Gary researched all he could about his condition. He adopted a strict diet – largely consisting of protein and vegetables – and took up walking, losing more than 30 pounds in the process. He returned to Dr. Stearnes in August for a follow-up appointment.
“I couldn’t believe it,” she said. “In less than four months, his A1C – or average blood sugar levels – literally went from 13.5% to 5.7%, which is almost normal range.”
“I’d say golfing and grandkids have been my biggest ‘whys,’” said Gary, a former softball player and coach.
But many western Iowa communities still count on seeing the retired educator on the ball fields each spring and summer, and that’s been another motivating factor, Gary said. As a softball umpire for more than 20 years, he’s determined to officiate many more games to come.
“I don’t want to brag, but I’m relatively good at it – as long as I can see,” he jested. “But I love the game. I love being around the kids and coaches.”
Success Through Teamwork
Gary still keeps close tabs on his diet, but his focus has recently shifted from restriction to moderation.
“I still eat the things I love,” he said. “But instead of multiple sandwiches and chips for lunch, it’s now more like one sandwich with maybe some celery and peanut butter.”
His vision has improved, and he’s been off insulin for nearly a year – something he’s particularly proud of, as he’s never liked taking medication for anything.
“I credit Dr. Stearnes for being open-minded enough to even entertain my request of coming off it,” he said. “I don’t know that many doctors would have that much trust in their patients.”
“It didn’t happen all at once,” Dr.
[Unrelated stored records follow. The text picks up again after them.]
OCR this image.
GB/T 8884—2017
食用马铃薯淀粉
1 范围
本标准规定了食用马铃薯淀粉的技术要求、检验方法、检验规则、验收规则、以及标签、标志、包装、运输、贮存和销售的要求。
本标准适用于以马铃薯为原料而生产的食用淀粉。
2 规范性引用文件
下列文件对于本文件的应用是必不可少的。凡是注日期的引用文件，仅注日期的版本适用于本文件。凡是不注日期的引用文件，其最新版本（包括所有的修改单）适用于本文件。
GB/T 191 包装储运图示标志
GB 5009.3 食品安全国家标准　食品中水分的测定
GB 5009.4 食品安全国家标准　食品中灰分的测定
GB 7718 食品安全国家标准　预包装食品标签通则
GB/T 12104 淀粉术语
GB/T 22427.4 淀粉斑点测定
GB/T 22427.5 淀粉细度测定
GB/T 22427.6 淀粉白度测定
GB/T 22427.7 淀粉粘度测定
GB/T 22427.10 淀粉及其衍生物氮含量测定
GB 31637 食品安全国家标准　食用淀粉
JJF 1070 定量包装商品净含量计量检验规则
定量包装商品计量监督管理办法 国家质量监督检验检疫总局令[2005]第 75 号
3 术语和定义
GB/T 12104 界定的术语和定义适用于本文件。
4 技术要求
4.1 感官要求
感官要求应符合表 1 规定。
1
Stearnes said. “And I knew we’d have to watch him more closely. But I also knew he was invested. The less pharmaceuticals, the better. Unfortunately, for many people, it’s easier to take a pill than do the hard work.”
Although Gary’s outcome is partially the result of a solid patient-provider partnership, “75% of his success was because he really cared,” Dr. Stearnes said.
“I didn’t think much of it at the time,” Gary said of his diagnosis. “But the more I learned, I realized just how at risk I was for a lot of things. Heart attacks, loss of limbs. It wasn’t a pretty picture.”
But diabetes doesn’t have to be a life sentence, Dr. Stearnes said. Good outcomes are possible with appropriate screening, education, patience and teamwork – things she believes Methodist does really well.
“I always tell patients, ‘You have to care about this more than I do. I can’t come with you to the grocery store. I can’t always be there to hold your hand,” she said. “But I can give you the best tools and education available so that we can continue moving forward together.’”
“She calls me her poster child,” Gary said with a laugh. “So she’s got a 67-year-old child, unfortunately, but I’ve got a doctor who really cares about keeping me healthy. I really applaud that.”